The government on Tuesday formally announced that it would not accept the “conditional plea.”

 

Coombs contends that Manning has suffered “unlawful pre-trial punishment” during his detention, now running 900 days, and that any sentence should be substantially reduced or waived entirely “due to the government’s abject failure to honor PFC Manning’s fundamental speedy trial rights.”

 

Denise Lind, the military judge, argued that a plea of guilty waived speedy trial rights for the charges. She declared that the court would not take up the speedy trial motion until a December 10-14 session.

 

Manning’s detention at Quantico drew condemnations internationally, including from the UN’s rapporteur on torture, Amnesty International, and US legal scholars. Coombs has argued that Quantico commanders disregarded medical advice by military psychologists and doctors and subjected Manning to “prevention of injury” watch not for his own protection, but in order to cause suffering and deprivation. Official records document at least 16 psychiatric evaluations submitted to brig commanders concluding that Manning was not a threat to himself or others.

 

Questioning of the commander at Quantico, Colonel Daniel Choike, went on for several hours. Among other revelations, the defense examination produced the astounding admission that the commander relied on unqualified mental assessments of a dentist on staff instead of the brig psychiatrists. Choike insisted that the “prevention of injury” order was based on a report that Manning displayed “erratic behaviour, poor judgment in the past and poor family relationships.”

 

Under questioning by Coombs as to what “erratic behavior” entailed, Choike said, “His acting out, playing peek-a-boo, licking the bars of his cell, dancing, erratic dancing. Those are the ones I recall.” Coombs asked whether he could imagine that someone confined to a 6-by-8-foot cell might dance to keep his mind occupied. “I suppose so,” Choike replied.

 

Coombs released documents earlier this year in which Lieutenant General George Flynn, a three-star general at the Pentagon, stated that “we will do whatever we want to do” with Manning. The defense team is seeking to establish that orders relating to the young soldier’s mistreatment came from higher up the military chain of command.

 

Evidence introduced Tuesday revealed the direct role of the Pentagon in Manning’s treatment and the way his case was presented to the public.

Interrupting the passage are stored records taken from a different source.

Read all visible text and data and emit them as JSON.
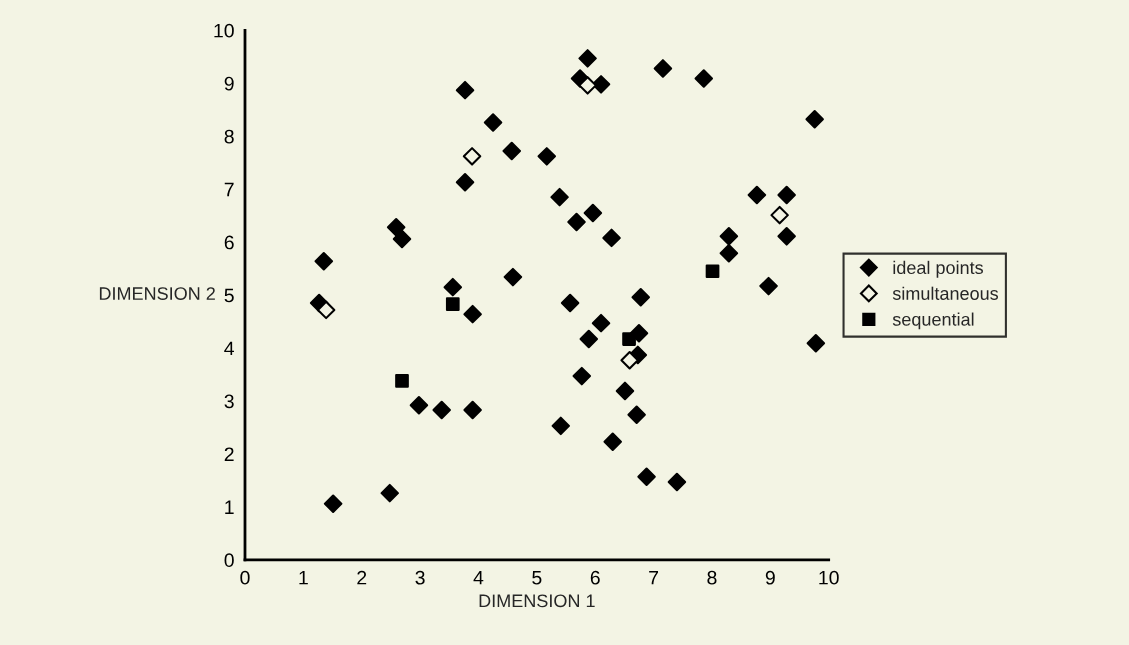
{
  "chart_data": {
    "type": "scatter",
    "xlabel": "DIMENSION 1",
    "ylabel": "DIMENSION 2",
    "xlim": [
      0,
      10
    ],
    "ylim": [
      0,
      10
    ],
    "xticks": [
      0,
      1,
      2,
      3,
      4,
      5,
      6,
      7,
      8,
      9,
      10
    ],
    "yticks": [
      0,
      1,
      2,
      3,
      4,
      5,
      6,
      7,
      8,
      9,
      10
    ],
    "grid": false,
    "legend": "right",
    "series": [
      {
        "name": "ideal points",
        "color": "#000000",
        "marker": "diamond",
        "x": [
          3.77,
          4.25,
          4.57,
          3.77,
          2.59,
          2.69,
          1.35,
          4.59,
          3.56,
          3.9,
          1.27,
          5.87,
          5.74,
          6.1,
          7.16,
          7.86,
          9.76,
          5.17,
          5.39,
          5.96,
          5.68,
          6.28,
          8.77,
          9.28,
          9.28,
          8.29,
          8.29,
          8.97,
          5.57,
          6.78,
          6.1,
          5.89,
          6.75,
          6.73,
          5.77,
          6.51,
          6.71,
          5.41,
          6.3,
          6.88,
          7.4,
          9.78,
          2.98,
          3.37,
          3.9,
          2.48,
          1.51
        ],
        "values": [
          8.87,
          8.26,
          7.72,
          7.13,
          6.28,
          6.06,
          5.64,
          5.34,
          5.15,
          4.64,
          4.85,
          9.47,
          9.09,
          8.98,
          9.28,
          9.09,
          8.32,
          7.62,
          6.85,
          6.55,
          6.38,
          6.08,
          6.89,
          6.89,
          6.11,
          6.11,
          5.79,
          5.17,
          4.85,
          4.96,
          4.47,
          4.17,
          4.28,
          3.87,
          3.47,
          3.19,
          2.74,
          2.53,
          2.23,
          1.57,
          1.47,
          4.09,
          2.92,
          2.83,
          2.83,
          1.26,
          1.06
        ]
      },
      {
        "name": "simultaneous",
        "color": "#f3f4e4",
        "marker": "diamond",
        "x": [
          3.89,
          1.39,
          5.87,
          9.16,
          6.59
        ],
        "values": [
          7.62,
          4.72,
          8.96,
          6.51,
          3.77
        ]
      },
      {
        "name": "sequential",
        "color": "#000000",
        "marker": "square",
        "x": [
          2.69,
          3.56,
          6.58,
          8.01
        ],
        "values": [
          3.38,
          4.83,
          4.17,
          5.45
        ]
      }
    ]
  }
}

In one email to brig officials read out during the hearing, Flynn stressed the need as Manning was transported to Quantico in July 2010 “to be proactive and make sure we hold the moral high ground if this issue takes hold in the press.”

 

An email from Choike to his subordinates emphasized that Flynn was to be informed of any change in Manning’s status “for his consideration,” adding that Flynn “wouldn’t put anything in writing.” In the same email, Choike stated that Flynn “will have to determine the political impact, media interest, legal ramifications and senior leadership reactions—and he can’t do that without us informing him.”

 

Such communiqués reveal that the abuse was part of a deliberate effort to break Manning’s resolve at the behest of the Obama administration. The White House, which has been carrying out a witch-hunt of WikiLeaks founder Julian Assange for more than two years and secretly preparing to put him on trial, is seeking to use Manning against Assange and WikiLeaks.

 

Despite the political magnitude of the case, only a handful of journalists were present Tuesday. The most detailed reports have come from bloggers and independent journalists supportive of Manning.

 

Kevin Gosztola, writing at firedoglake.com, noted that more reporters were covering the proceedings than before: “For the first time in months, one has to have more than two hands to count media present.” Over the past two years, mainstream US media coverage of the case has been limited almost completely to brief wire reports.